The first regulatory agenda under OIRA chief Cass Sunstein was published today in the Federal Register [link to its 237 pages .]  The document includes a narrative of Labor Secretary Solis’ vision for worker health and safety, mentioning these specific hazards: crystalline silica, beryllium, coal dust, airborne infectious agents, diacetyl, cranes and dams for mine waste.   The document purports to “demonstrate a renewed commitment to worker health,” yet the meat of the agenda tells a different story for particular long-recognized occupational health hazards.

Take, for example, MSHA’s entry on respirable coal mine dust, a pervasive hazard associated with reduced lung function, chronic bronchitis, emphysema, progressive massive fibrosis, and more.  Despite an announcement last week by Labor Secretary Solis and MSHA Asst. Secretary Joe Main saying they want to “end new cases of black lung among the nation’s coal miners,” they aren’t planning to PROPOSE any regulatory changes for 10 months.   That’s a “renewed commitment to worker health”?   Hardly.

Since 1995, public health science tells us that reducing miners’ risk of coal dust-related lung disease and impairment will REQUIRE a substantially lower respirable coal mine dust limit.  Period.   Why then will it take MSHA 10 months to merely propose such a change?  

Furthermore, we know that miners’ exposure to respirable silica is another risk factor for the lung disease experienced by miners, but MSHA’s  not planning to PROPOSE anything on that front until April 2011.  This long-term action seems particularly inconsistent with the Secretary’s stated vision because OSHA indicate it plans to propose a rule on respirable crystalline silica 9 months earlier (in July 2010.)  Surely, if OSHA can complete its feasibility analyses for skads of different industries and work practices involving potential silica exposure by mid-2010, shouldn’t MSHA be able to complete its more narrow-industry analyses long before that?    

Let’s look at OSHA’s entry on beryllium, a light-weight metal that causes lung cancer, chronic beryllium disease, and immune-mediated sensitization.  OSHA notes it will begin a peer review of its health risk assessment in March 2010.  I wish someone would remind OSHA that there is nothing in the OSH Act or other statutes governing its health standards rulemaking process that requires peer review of a risk assessment.  The agency should get back to arguing that the give-and-take exchanges incorporated  into its public hearings on proposed rules are more robust than the typical peer review panel.  If OSHA has a risk assessment document prepared to support a proposed rule on beryllium, it should seek external review through the notice and comment, and public hearing process, not add unnecessary steps.   Let’s remember that the permissible exposure limits ultimately established in OSHA’s health standards are nearly always driven by the feasibility determinations, making the statistical precision of the risk assessment document less important.

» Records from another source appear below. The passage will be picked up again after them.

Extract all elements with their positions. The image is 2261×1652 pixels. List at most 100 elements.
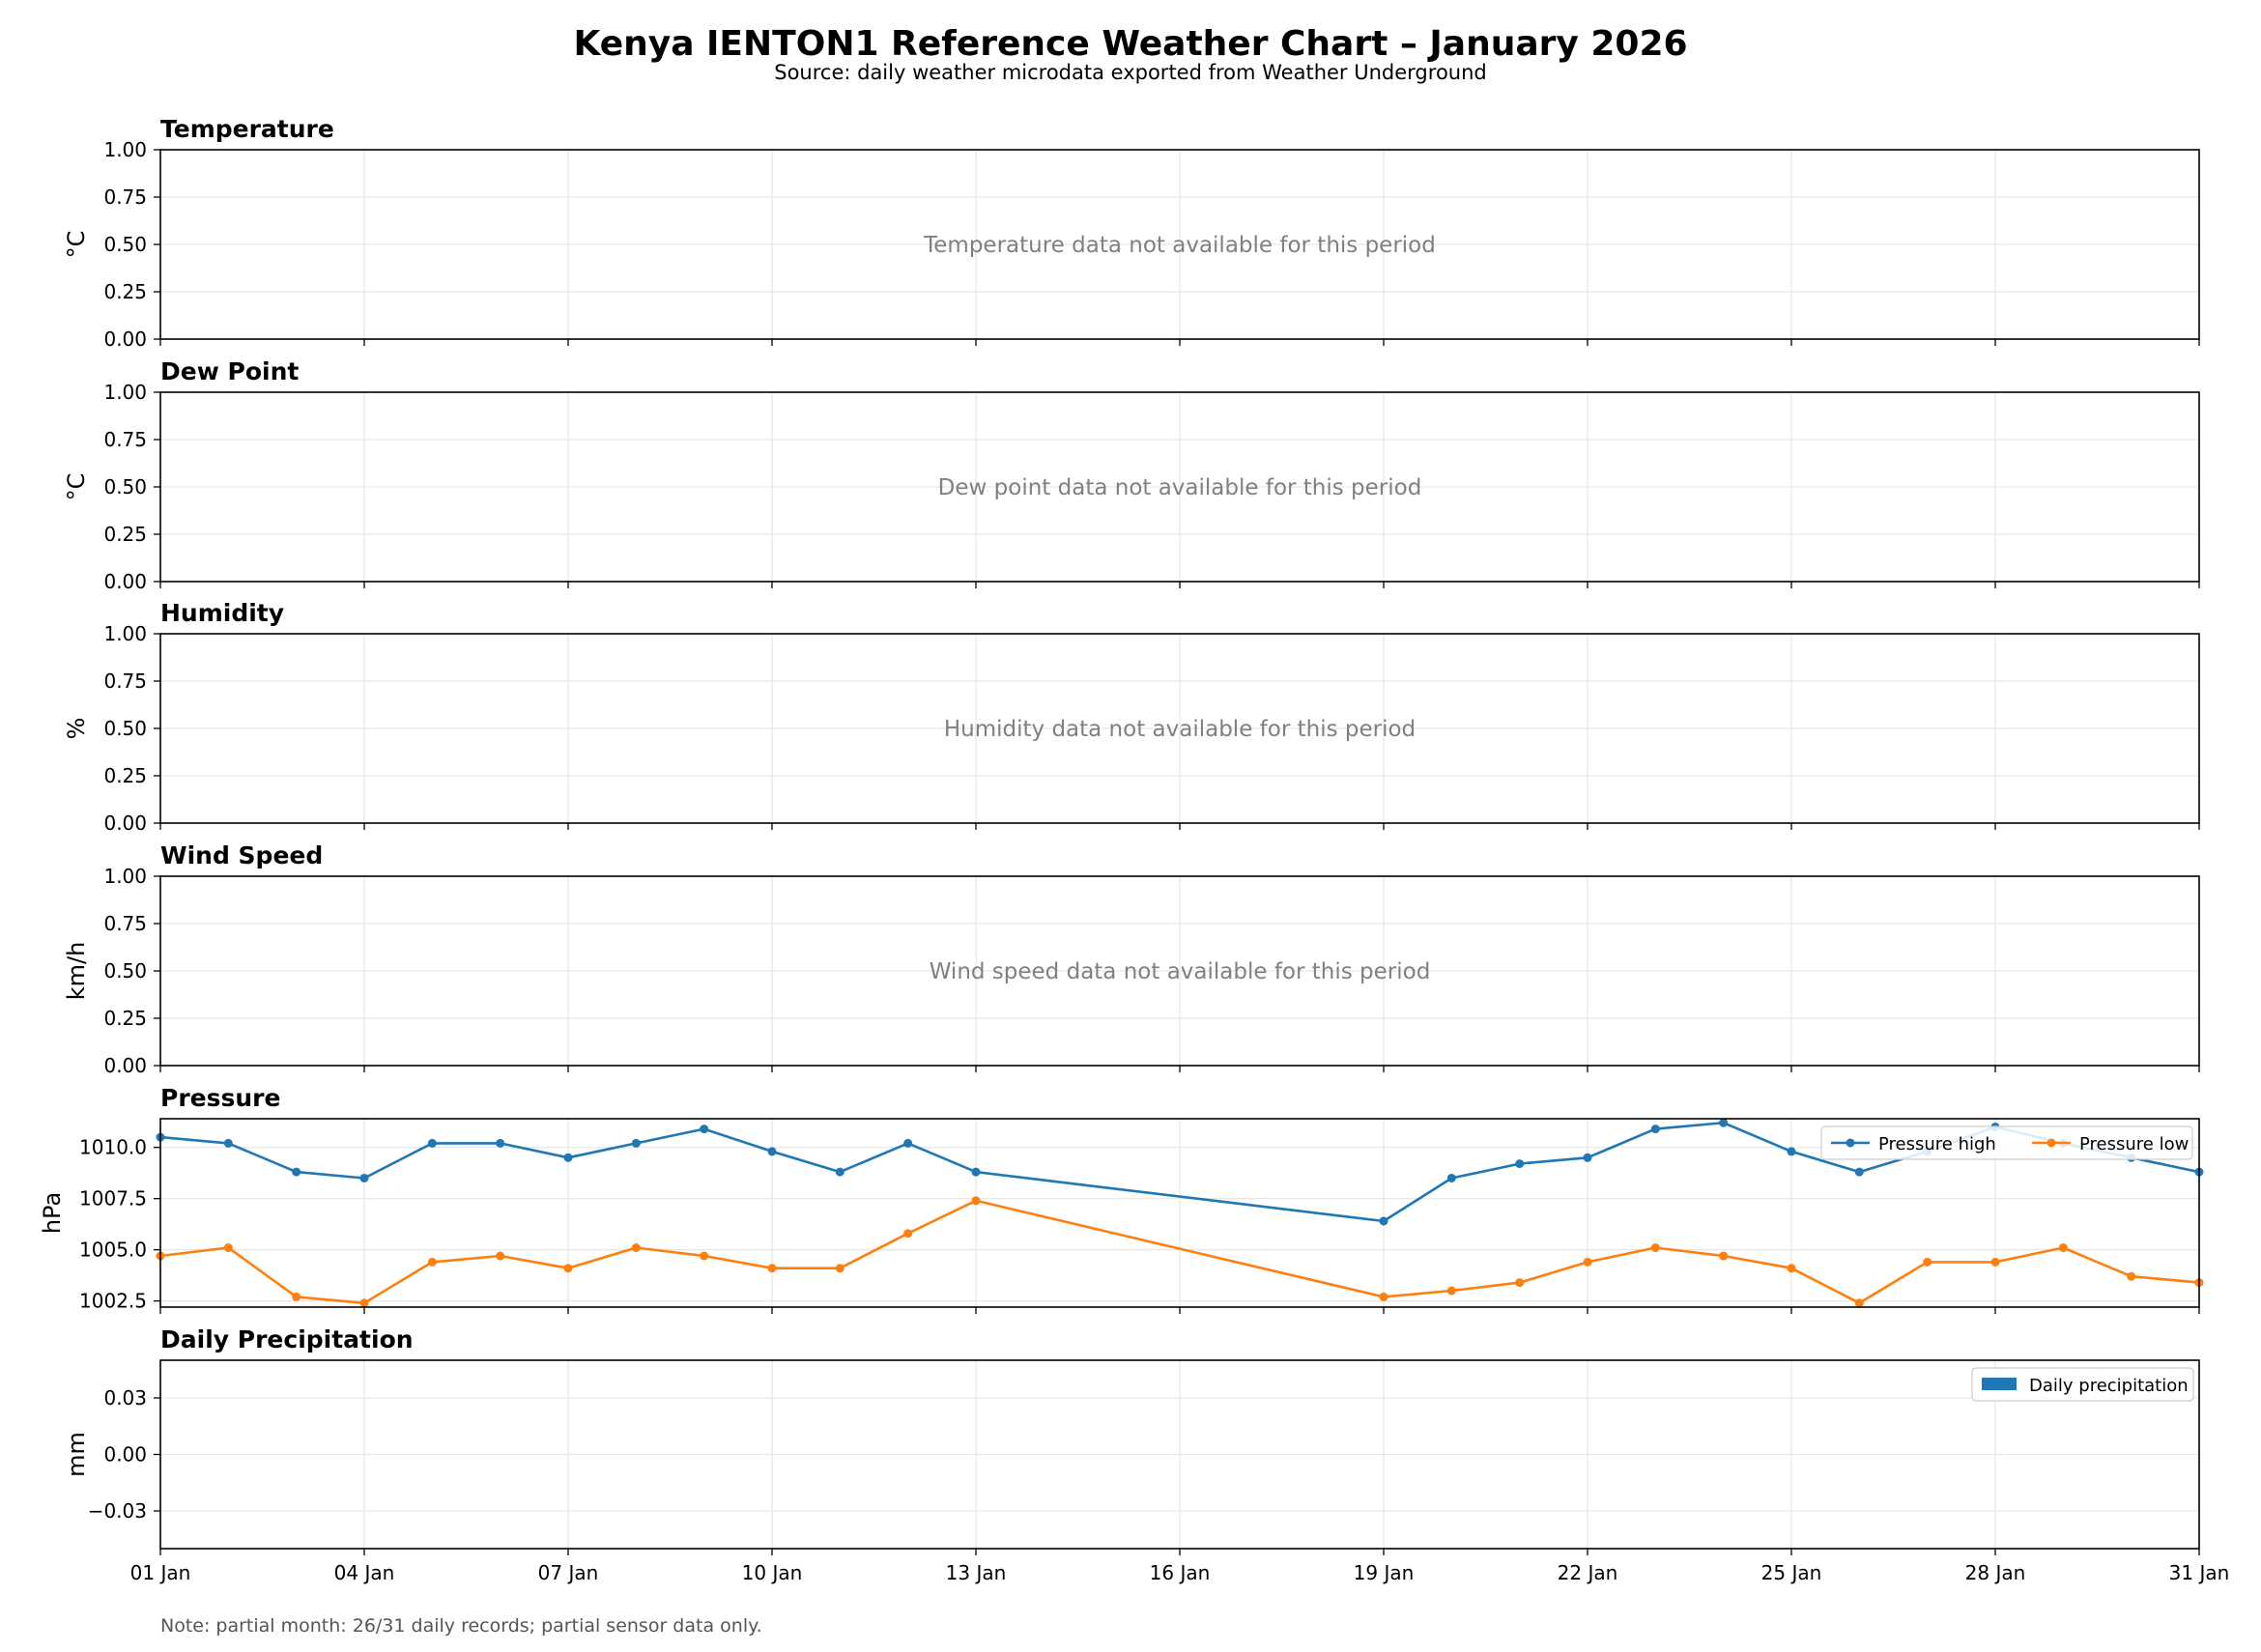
x-tick-label: 01 Jan xyxy=(130,1561,191,1584)
x-tick-label: 13 Jan xyxy=(946,1561,1007,1584)
y-tick-label: 1.00 xyxy=(103,138,147,161)
y-tick-label: 0.00 xyxy=(103,812,147,835)
panel-title: Humidity xyxy=(160,599,284,627)
x-tick-label: 16 Jan xyxy=(1150,1561,1211,1584)
plot-frame xyxy=(159,149,2200,340)
legend-box xyxy=(1820,1125,2193,1160)
data-point xyxy=(767,1264,777,1273)
y-tick-label: 1007.5 xyxy=(79,1187,147,1211)
data-point xyxy=(835,1167,844,1177)
legend-marker xyxy=(1846,1138,1855,1148)
data-point xyxy=(292,1167,301,1177)
y-axis-label: % xyxy=(63,718,90,740)
data-point xyxy=(1583,1257,1592,1267)
y-axis-label: °C xyxy=(63,231,90,259)
data-point xyxy=(223,1138,233,1148)
y-tick-label: 0.75 xyxy=(103,912,147,935)
data-point xyxy=(700,1251,709,1261)
data-point xyxy=(292,1292,301,1301)
data-point xyxy=(1515,1278,1525,1288)
data-point xyxy=(496,1138,505,1148)
data-point xyxy=(1515,1159,1525,1169)
legend-label: Pressure low xyxy=(2079,1134,2189,1154)
data-point xyxy=(767,1147,777,1156)
y-tick-label: 0.25 xyxy=(103,764,147,787)
y-tick-label: 1005.0 xyxy=(79,1239,147,1262)
plot-frame xyxy=(159,875,2200,1067)
panel-dew-point: 0.00 0.25 0.50 0.75 1.00 Dew Point °C Dew point… xyxy=(63,357,2200,593)
x-tick-label: 22 Jan xyxy=(1558,1561,1618,1584)
panel-title: Wind Speed xyxy=(160,841,323,869)
data-point xyxy=(1719,1118,1729,1127)
panel-pressure: 1002.5 1005.0 1007.5 1010.0 Pressure hPa Press… xyxy=(39,1084,2204,1314)
y-tick-label: 0.75 xyxy=(103,185,147,209)
plot-frame xyxy=(159,1359,2200,1550)
x-tick-label: 04 Jan xyxy=(334,1561,395,1584)
y-tick-label: 0.00 xyxy=(103,570,147,593)
x-tick-label: 25 Jan xyxy=(1761,1561,1822,1584)
data-point xyxy=(2127,1271,2136,1281)
panel-wind-speed: 0.00 0.25 0.50 0.75 1.00 Wind Speed km/h Wind s… xyxy=(63,841,2200,1077)
plot-frame xyxy=(159,391,2200,583)
data-point xyxy=(359,1173,369,1182)
data-point xyxy=(563,1264,573,1273)
y-tick-label: 1010.0 xyxy=(79,1136,147,1159)
no-data-message: Dew point data not available for this pe… xyxy=(938,475,1422,500)
no-data-message: Wind speed data not available for this p… xyxy=(930,959,1431,984)
data-point xyxy=(563,1153,573,1162)
x-tick-label: 31 Jan xyxy=(2169,1561,2230,1584)
x-tick-label: 07 Jan xyxy=(538,1561,599,1584)
panel-humidity: 0.00 0.25 0.50 0.75 1.00 Humidity% Humidity da… xyxy=(63,599,2200,835)
series-line xyxy=(159,1199,2200,1305)
y-tick-label: 0.00 xyxy=(103,1443,147,1467)
legend-marker xyxy=(2046,1138,2056,1148)
x-tick-label: 28 Jan xyxy=(1965,1561,2026,1584)
panel-title: Temperature xyxy=(160,115,334,143)
data-point xyxy=(971,1196,981,1206)
panel-title: Daily Precipitation xyxy=(160,1325,414,1353)
y-tick-label: 1.00 xyxy=(103,622,147,645)
data-point xyxy=(903,1229,913,1239)
data-point xyxy=(1379,1216,1388,1226)
data-point xyxy=(1990,1257,2000,1267)
data-point xyxy=(359,1298,369,1308)
legend: Daily precipitation xyxy=(1971,1367,2194,1402)
plot-frame xyxy=(159,633,2200,824)
data-point xyxy=(1446,1173,1456,1182)
y-tick-label: 1002.5 xyxy=(79,1290,147,1313)
y-tick-label: 0.25 xyxy=(103,523,147,546)
y-tick-label: 0.50 xyxy=(103,717,147,740)
y-axis-label: hPa xyxy=(39,1192,66,1234)
chart-panels: 0.00 0.25 0.50 0.75 1.00 Temperature °C Tempera… xyxy=(39,115,2229,1584)
data-point xyxy=(2058,1243,2068,1253)
data-point xyxy=(1854,1298,1864,1308)
y-tick-label: 0.00 xyxy=(103,1054,147,1077)
y-tick-label: −0.03 xyxy=(88,1499,147,1523)
y-tick-label: 1.00 xyxy=(103,865,147,888)
chart-title: Kenya IENTON1 Reference Weather Chart – … xyxy=(573,24,1687,64)
data-point xyxy=(1379,1292,1388,1301)
x-tick-label: 10 Jan xyxy=(742,1561,803,1584)
data-point xyxy=(496,1251,505,1261)
panel-title: Pressure xyxy=(160,1084,280,1112)
footnote: Note: partial month: 26/31 daily records… xyxy=(160,1615,762,1637)
y-tick-label: 0.75 xyxy=(103,428,147,451)
data-point xyxy=(1923,1257,1932,1267)
y-tick-label: 0.25 xyxy=(103,1007,147,1030)
data-point xyxy=(1583,1153,1592,1162)
data-point xyxy=(1446,1286,1456,1296)
no-data-message: Humidity data not available for this per… xyxy=(944,717,1416,742)
data-point xyxy=(631,1138,641,1148)
y-tick-label: 0.03 xyxy=(103,1386,147,1410)
data-point xyxy=(1719,1251,1729,1261)
legend-label: Daily precipitation xyxy=(2029,1376,2189,1396)
y-axis-label: °C xyxy=(63,473,90,501)
data-point xyxy=(427,1138,437,1148)
data-point xyxy=(1787,1147,1796,1156)
legend-box xyxy=(1971,1367,2194,1402)
data-point xyxy=(903,1138,913,1148)
data-point xyxy=(700,1125,709,1134)
data-point xyxy=(631,1243,641,1253)
plot-frame xyxy=(159,1118,2200,1308)
data-point xyxy=(1650,1125,1660,1134)
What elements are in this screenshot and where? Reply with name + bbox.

Looking at OSHA’s entry on diacetyl, I see the same pattern: initiating a peer review of its health effects risk assessment in October 2010.  As in the case of beryllium, not only is this step unnecessary, but hardly is what Senator Sherrod Brown had in mind when he wrote to Secretary Solis last month urging her to expedite rulemaking on diacetyl.

Particularly disappointing is OSHA’s timeline for addressing hazards in the construction industry.   Improvements to the cranes and derricks standard have been in the works since 2002, with a rule proposed last October.  OSHA’s agenda indicates that a final rule shouldn’t be expected until July 2010.   Surely, the Administration can make a decision on the couple of sticking points on the rule (e.g. pre-emption, certification) to ensure the rule is issued sooner rather than later.  OSHA fails to give us any meaningful next steps on a rule to protect construction workers from confined space hazards and exposures causing hearing loss.  With the Obama Administration’s emphasis on job creation—good jobs, safe jobs—are we missing an opportunity here to imbed new health and safety protections for construction workers? 

Despite these disappointments, OSHA deserves to be recognized for announcing its plan to propose in January 2010 a change to its injury and illness reporting regulations.   Specifically, for the purpose of recording them on a worksite injury log, OSHA will be proposing a definition of a musculoskeletal disorder (MSD) and revising the form to better track MSDs.  As many will recall, acting OSHA chief Davis Layne proposed the rule in July 2001 to remove the MSD column, and by October 2001 it was a done deal.  I urge the OSHA and SOL staff to work with equal diligence to ensure the MSD column on the log is restored. 

I also give credit to OSHA for planning to gather information on airborne infectious agents which will help the agency determine whether a health standard is needed.  Workers in healthcare settings, laboratories and other sites are exposed to a variety of respiratory hazards, including TB, and H1N1.  Our healthcare system relies on the skilled personnel diagnosing, treating and caring for patients, and these workers deserve protection from the hazards to which they are exposed at work.

One last question:  Can we expect Secretary Solis’ Spring 2010 regulatory agenda in April 2010, as required by the Regulatory Flexibility Act, or will it be tardy given that this Fall (October) 2009 agenda was about six weeks late?